Hypothesis 4: Months Employed and Default Status
T-statistic: -16.153670819881178, P-value: 2.1150902025915106e-58
Reject the Null Hypothesis: There is a significant difference in Months Employed between the two groups.


### 5. Null Hypothesis - There is no significant difference in Loan amount between the two default groups

In [56]:
default_group = df[df['defaulter'] == 1]['loan_amount']
no_default_group = df[df['defaulter'] == 0]['loan_amount']

In [58]:
t_stat, p_value = stats.ttest_ind(default_group, no_default_group)

In [60]:
print("Hypothesis 5: Loan Amount and Default Status")
print(f"T-statistic: {t_stat}, P-value: {p_value}")
if p_value < 0.05:
    print("Reject the Null Hypothesis: There is a significant difference in Loan Amount between the two groups.")
else:
    print("Fail to Reject the Null Hypothesis: There is no significant difference in Loan Amount between the two groups.")

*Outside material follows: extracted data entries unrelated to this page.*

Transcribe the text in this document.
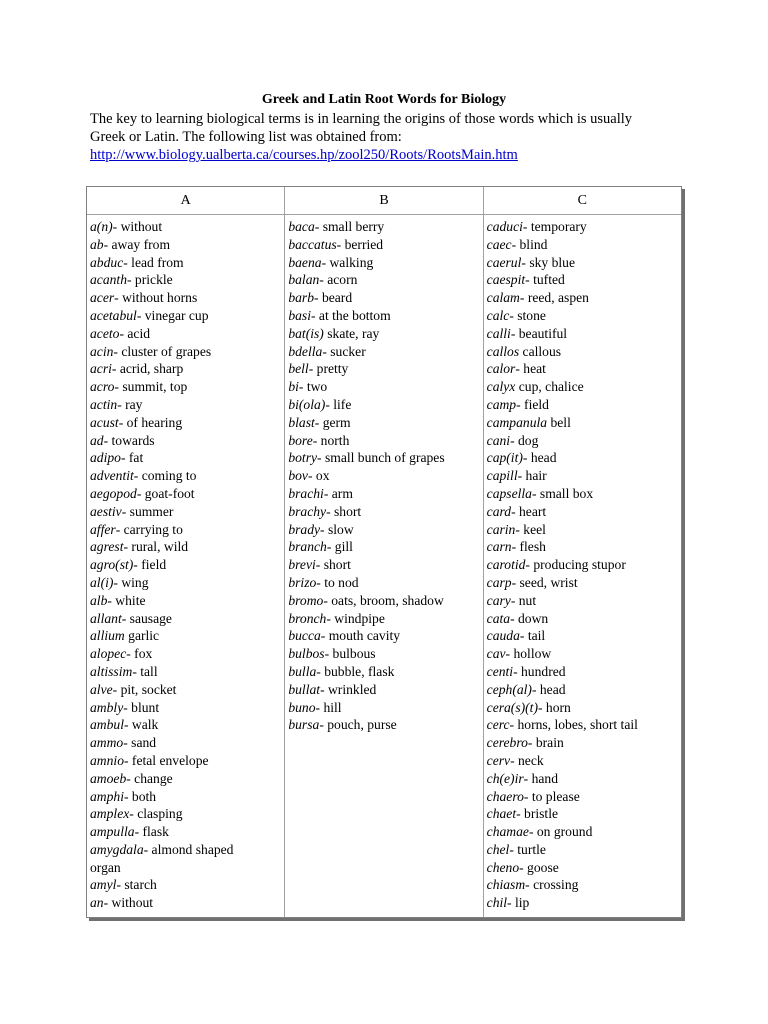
Greek and Latin Root Words for Biology
The key to learning biological terms is in learning the origins of those words which is usually
Greek or Latin. The following list was obtained from:
http://www.biology.ualberta.ca/courses.hp/zool250/Roots/RootsMain.htm
A	B	C
a(n)- without
ab- away from
abduc- lead from
acanth- prickle
acer- without horns
acetabul- vinegar cup
aceto- acid
acin- cluster of grapes
acri- acrid, sharp
acro- summit, top
actin- ray
acust- of hearing
ad- towards
adipo- fat
adventit- coming to
aegopod- goat-foot
aestiv- summer
affer- carrying to
agrest- rural, wild
agro(st)- field
al(i)- wing
alb- white
allant- sausage
allium garlic
alopec- fox
altissim- tall
alve- pit, socket
ambly- blunt
ambul- walk
ammo- sand
amnio- fetal envelope
amoeb- change
amphi- both
amplex- clasping
ampulla- flask
amygdala- almond shaped
organ
amyl- starch
an- without
baca- small berry
baccatus- berried
baena- walking
balan- acorn
barb- beard
basi- at the bottom
bat(is) skate, ray
bdella- sucker
bell- pretty
bi- two
bi(ola)- life
blast- germ
bore- north
botry- small bunch of grapes
bov- ox
brachi- arm
brachy- short
brady- slow
branch- gill
brevi- short
brizo- to nod
bromo- oats, broom, shadow
bronch- windpipe
bucca- mouth cavity
bulbos- bulbous
bulla- bubble, flask
bullat- wrinkled
buno- hill
bursa- pouch, purse
caduci- temporary
caec- blind
caerul- sky blue
caespit- tufted
calam- reed, aspen
calc- stone
calli- beautiful
callos callous
calor- heat
calyx cup, chalice
camp- field
campanula bell
cani- dog
cap(it)- head
capill- hair
capsella- small box
card- heart
carin- keel
carn- flesh
carotid- producing stupor
carp- seed, wrist
cary- nut
cata- down
cauda- tail
cav- hollow
centi- hundred
ceph(al)- head
cera(s)(t)- horn
cerc- horns, lobes, short tail
cerebro- brain
cerv- neck
ch(e)ir- hand
chaero- to please
chaet- bristle
chamae- on ground
chel- turtle
cheno- goose
chiasm- crossing
chil- lip
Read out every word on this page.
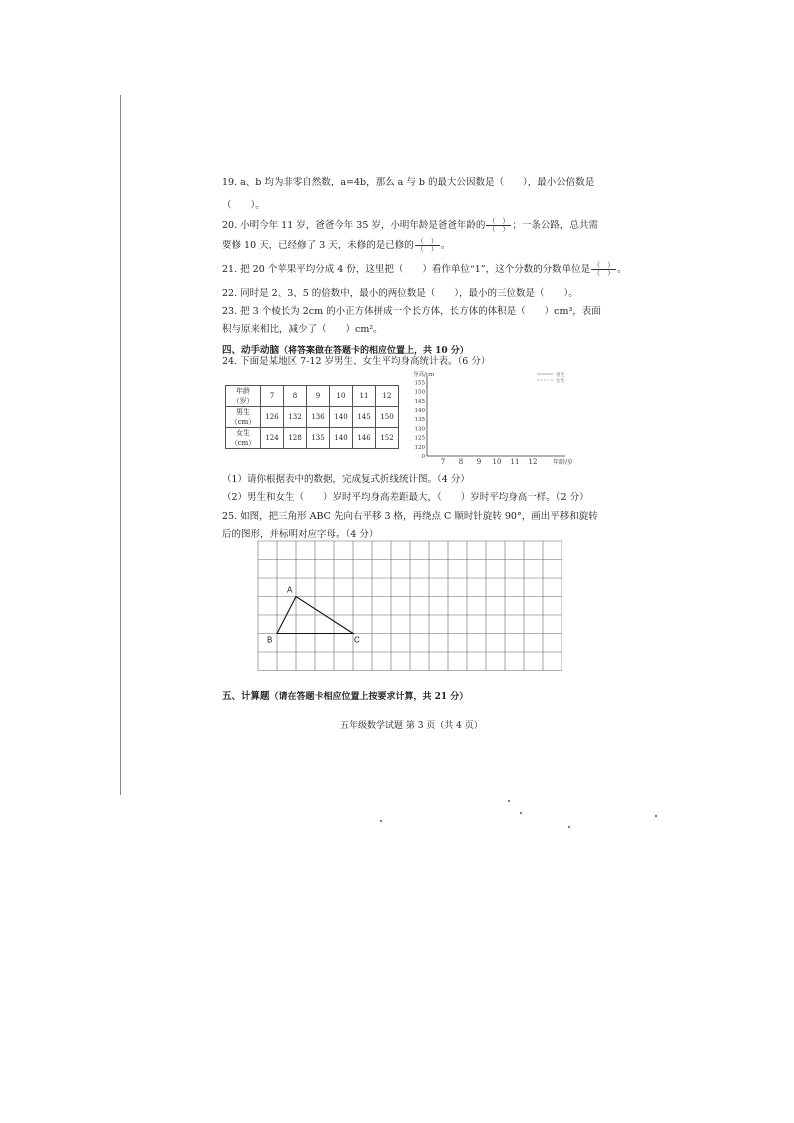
19. a、b 均为非零自然数，a=4b，那么 a 与 b 的最大公因数是（　　），最小公倍数是
（　　）。
20. 小明今年 11 岁，爸爸今年 35 岁，小明年龄是爸爸年龄的 $\frac{( )}{( )}$ ；一条公路，总共需
要修 10 天，已经修了 3 天，未修的是已修的 $\frac{( )}{( )}$ 。
21. 把 20 个苹果平均分成 4 份，这里把（　　）看作单位“1”，这个分数的分数单位是 $\frac{( )}{( )}$ 。
22. 同时是 2、3、5 的倍数中，最小的两位数是（　　），最小的三位数是（　　）。
23. 把 3 个棱长为 2cm 的小正方体拼成一个长方体，长方体的体积是（　　）cm³，表面
积与原来相比，减少了（　　）cm²。
四、动手动脑（将答案做在答题卡的相应位置上，共 10 分）
24. 下面是某地区 7-12 岁男生、女生平均身高统计表。（6 分）
年龄
（岁）	7	8	9	10	11	12
男生
（cm）	126	132	136	140	145	150
女生
（cm）	124	128	135	140	146	152
身高/cm
0
120
125
130
135
140
145
150
155
7 8 9 10 11 12	年龄/岁
男生
女生
（1）请你根据表中的数据，完成复式折线统计图。（4 分）
（2）男生和女生（　　）岁时平均身高差距最大，（　　）岁时平均身高一样。（2 分）
25. 如图，把三角形 ABC 先向右平移 3 格，再绕点 C 顺时针旋转 90°，画出平移和旋转
后的图形，并标明对应字母。（4 分）
A
B	C
五、计算题（请在答题卡相应位置上按要求计算，共 21 分）
五年级数学试题 第 3 页（共 4 页）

Hypothesis 5: Loan Amount and Default Status
T-statistic: 15.091082597204297, P-value: 3.1183675041166574e-51
Reject the Null Hypothesis: There is a significant difference in Loan Amount between the two groups.


### 6. Null Hypothesis - There is no significant difference in Interest Rate between the two default groups

In [63]:
default_group = df[df['defaulter'] == 1]['interest_rate']
no_default_group = df[df['defaulter'] == 0]['interest_rate']

In [65]:
t_stat, p_value = stats.ttest_ind(default_group, no_default_group)

In [67]:
print("Hypothesis 6: Number of Interest Rate and Default Status")
print(f"T-statistic: {t_stat}, P-value: {p_value}")
if p_value < 0.05:
    print("Reject the Null Hypothesis: There is a significant difference in Interest Rate between the two groups.")
else:
    print("Fail to Reject the Null Hypothesis: There is no significant difference in Interest Rate between the two groups.")

Hypothesis 6: Number of Interest Rate and Default Status
T-statistic: 20.7553817388394, P-value: 6.92501174334232e-95
Reject the Null Hypothesis: There is a significant difference in Interest Rate between the two groups.